Dr. Lemke jots something down on my chart. “How did that make you feel?”
“Guilty,” I answer immediately. “I felt like I took the easy way out and ran away to avoid responsibility. I shouldn’t get to do that.”
He nods again and goes back to the ring-twisting. Since I became a human girl statue, I notice other people’s gestures and tics all the more. Dr. Lemke’s are especially dizzying. Nod, twist, nod, twist. “What was your third reason for going away?” he asks.
I see the graveyard, the coffin containing Aubrey’s broken body slowly dipping into the ground. Red-rimmed eyes, not once meeting mine. “Ethan. Aubrey’s brother.”
“How did Ethan factor into your decision to leave?”
“I didn’t want him to have to look at me every day. The person who . . .”
Killed his sister. I want to say the words out loud, but I know Dr. Lemke will probably latch onto it if I do. Those words make people uncomfortable. Killed is harsh, deliberate. It makes me sound like a cold-blooded murderer instead of a girl who accidentally pushed her best friend in front of a truck. Fortunately, Dr. Lemke lets my sentence trail off without comment.
“And now? Do you still feel that way?” He sticks his pen into his shirt pocket.
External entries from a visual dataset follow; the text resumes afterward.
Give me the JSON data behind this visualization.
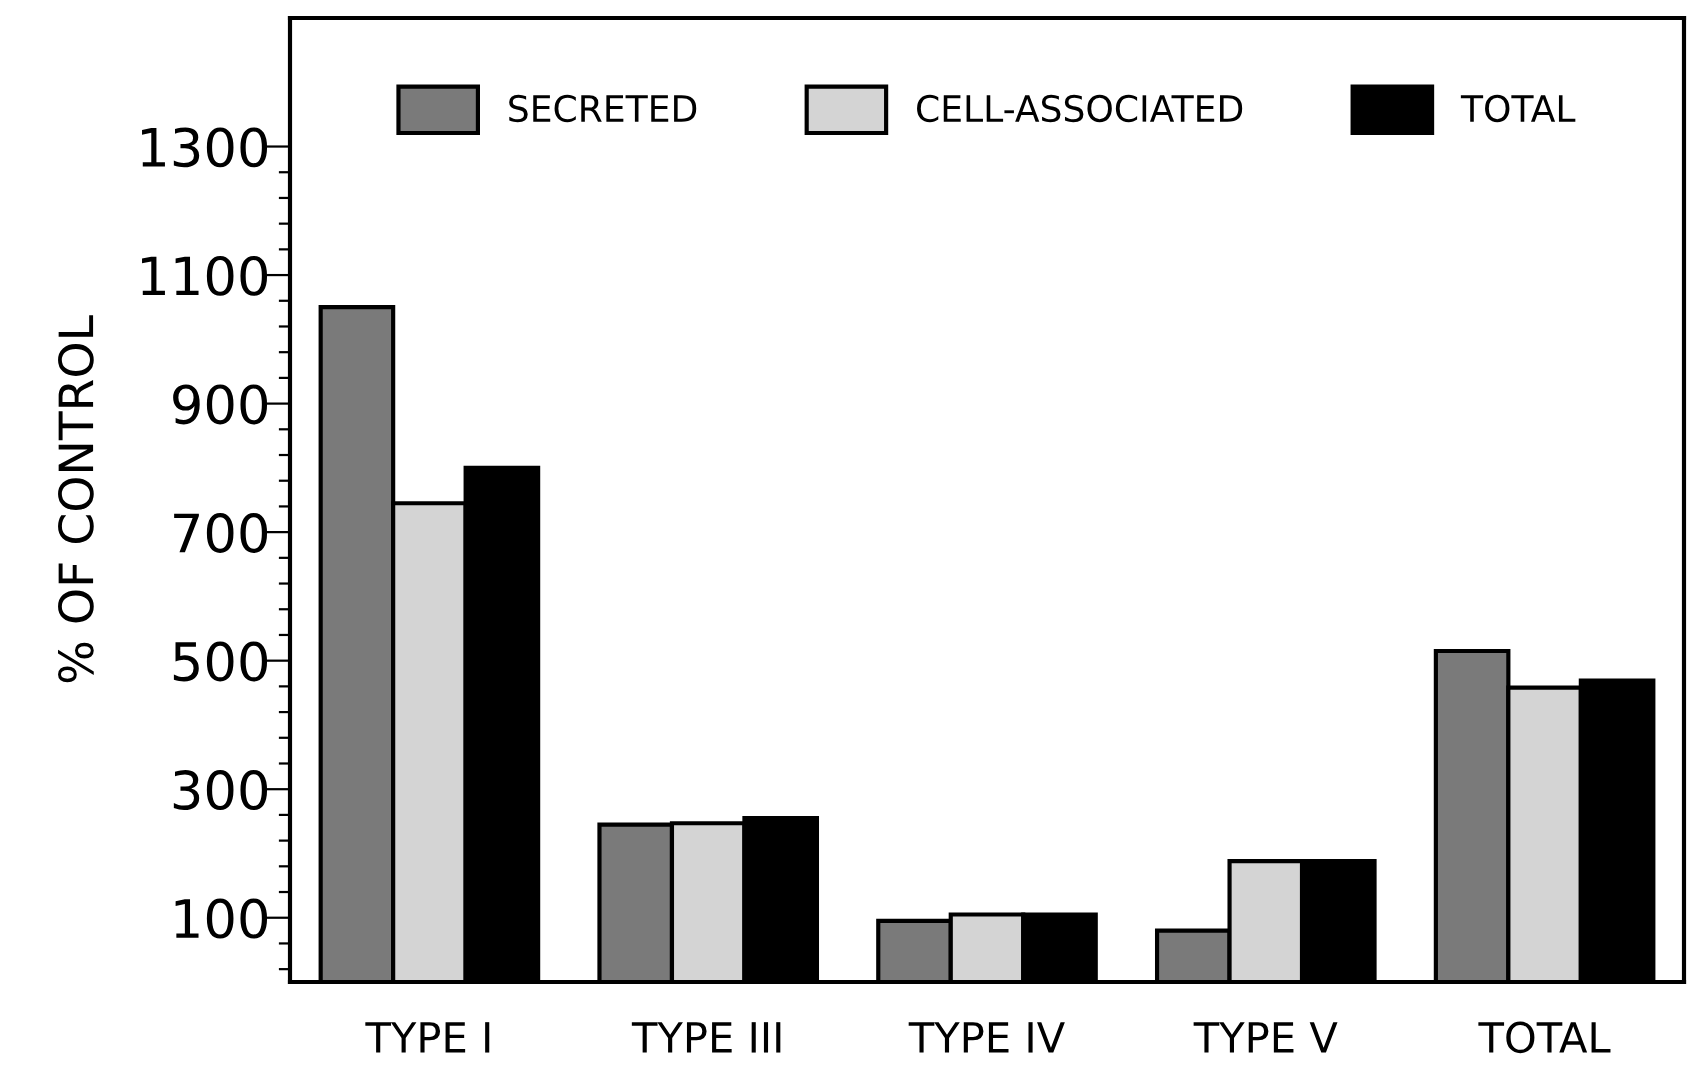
{
  "chart_data": {
    "type": "bar",
    "ylabel": "% OF CONTROL",
    "categories": [
      "TYPE I",
      "TYPE III",
      "TYPE IV",
      "TYPE V",
      "TOTAL"
    ],
    "series": [
      {
        "name": "SECRETED",
        "color": "#7a7a7a",
        "values": [
          1050,
          245,
          95,
          80,
          515
        ]
      },
      {
        "name": "CELL-ASSOCIATED",
        "color": "#d4d4d4",
        "values": [
          745,
          247,
          105,
          188,
          458
        ]
      },
      {
        "name": "TOTAL",
        "color": "#000000",
        "values": [
          800,
          255,
          105,
          188,
          469
        ]
      }
    ],
    "ylim": [
      0,
      1500
    ],
    "yticks": [
      {
        "value": 20,
        "label": null
      },
      {
        "value": 60,
        "label": null
      },
      100,
      {
        "value": 140,
        "label": null
      },
      {
        "value": 180,
        "label": null
      },
      {
        "value": 220,
        "label": null
      },
      {
        "value": 260,
        "label": null
      },
      300,
      {
        "value": 340,
        "label": null
      },
      {
        "value": 380,
        "label": null
      },
      {
        "value": 420,
        "label": null
      },
      {
        "value": 460,
        "label": null
      },
      500,
      {
        "value": 540,
        "label": null
      },
      {
        "value": 580,
        "label": null
      },
      {
        "value": 620,
        "label": null
      },
      {
        "value": 660,
        "label": null
      },
      700,
      {
        "value": 740,
        "label": null
      },
      {
        "value": 780,
        "label": null
      },
      {
        "value": 820,
        "label": null
      },
      {
        "value": 860,
        "label": null
      },
      900,
      {
        "value": 940,
        "label": null
      },
      {
        "value": 980,
        "label": null
      },
      {
        "value": 1020,
        "label": null
      },
      {
        "value": 1060,
        "label": null
      },
      1100,
      {
        "value": 1140,
        "label": null
      },
      {
        "value": 1180,
        "label": null
      },
      {
        "value": 1220,
        "label": null
      },
      {
        "value": 1260,
        "label": null
      },
      1300
    ],
    "grid": false,
    "legend": "top"
  }
}
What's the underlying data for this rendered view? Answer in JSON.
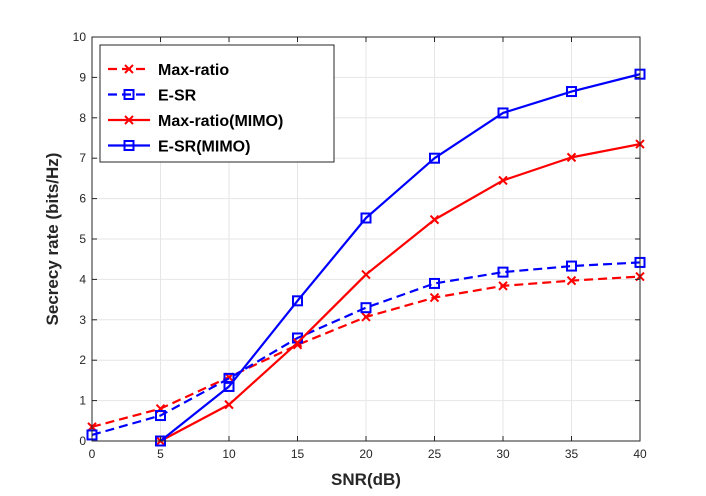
{
  "chart_data": {
    "type": "line",
    "title": "",
    "xlabel": "SNR(dB)",
    "ylabel": "Secrecy rate (bits/Hz)",
    "xlim": [
      0,
      40
    ],
    "ylim": [
      0,
      10
    ],
    "x_ticks": [
      0,
      5,
      10,
      15,
      20,
      25,
      30,
      35,
      40
    ],
    "y_ticks": [
      0,
      1,
      2,
      3,
      4,
      5,
      6,
      7,
      8,
      9,
      10
    ],
    "grid": true,
    "legend_position": "top-left",
    "series": [
      {
        "name": "Max-ratio",
        "color": "#ff0000",
        "line_style": "dashed",
        "marker": "x",
        "x": [
          0,
          5,
          10,
          15,
          20,
          25,
          30,
          35,
          40
        ],
        "y": [
          0.35,
          0.8,
          1.58,
          2.38,
          3.07,
          3.55,
          3.84,
          3.97,
          4.07
        ]
      },
      {
        "name": "E-SR",
        "color": "#0000ff",
        "line_style": "dashed",
        "marker": "square",
        "x": [
          0,
          5,
          10,
          15,
          20,
          25,
          30,
          35,
          40
        ],
        "y": [
          0.15,
          0.63,
          1.55,
          2.55,
          3.3,
          3.9,
          4.18,
          4.33,
          4.42
        ]
      },
      {
        "name": "Max-ratio(MIMO)",
        "color": "#ff0000",
        "line_style": "solid",
        "marker": "x",
        "x": [
          5,
          10,
          15,
          20,
          25,
          30,
          35,
          40
        ],
        "y": [
          0.0,
          0.9,
          2.43,
          4.12,
          5.48,
          6.45,
          7.02,
          7.35
        ]
      },
      {
        "name": "E-SR(MIMO)",
        "color": "#0000ff",
        "line_style": "solid",
        "marker": "square",
        "x": [
          5,
          10,
          15,
          20,
          25,
          30,
          35,
          40
        ],
        "y": [
          0.0,
          1.35,
          3.47,
          5.52,
          7.0,
          8.12,
          8.65,
          9.08
        ]
      }
    ]
  }
}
I think about how quickly Ethan disappeared in the hallway the other day. He stuck up for me, but he barely looked at me and then left without a word. Seeing me probably brought back horrible memories for him. Seeing him wasn’t exactly easy for me either, and he wasn’t the one who did something horrible.
“Do you think it helped him heal, not seeing you every day?” Dr. Lemke continues when I don’t respond. “Did it help you heal, not seeing him?”
I shrug, even though for me the answer is no. Escaping was a Band-Aid, not a stitch. The wound tended to reopen with the slightest movement.
“Well,” Dr. Lemke says as he glances at his watch. My hour is almost up. “It’s a good sign that you came back, Dara. It shows your willingness to face what happened and move on from it.”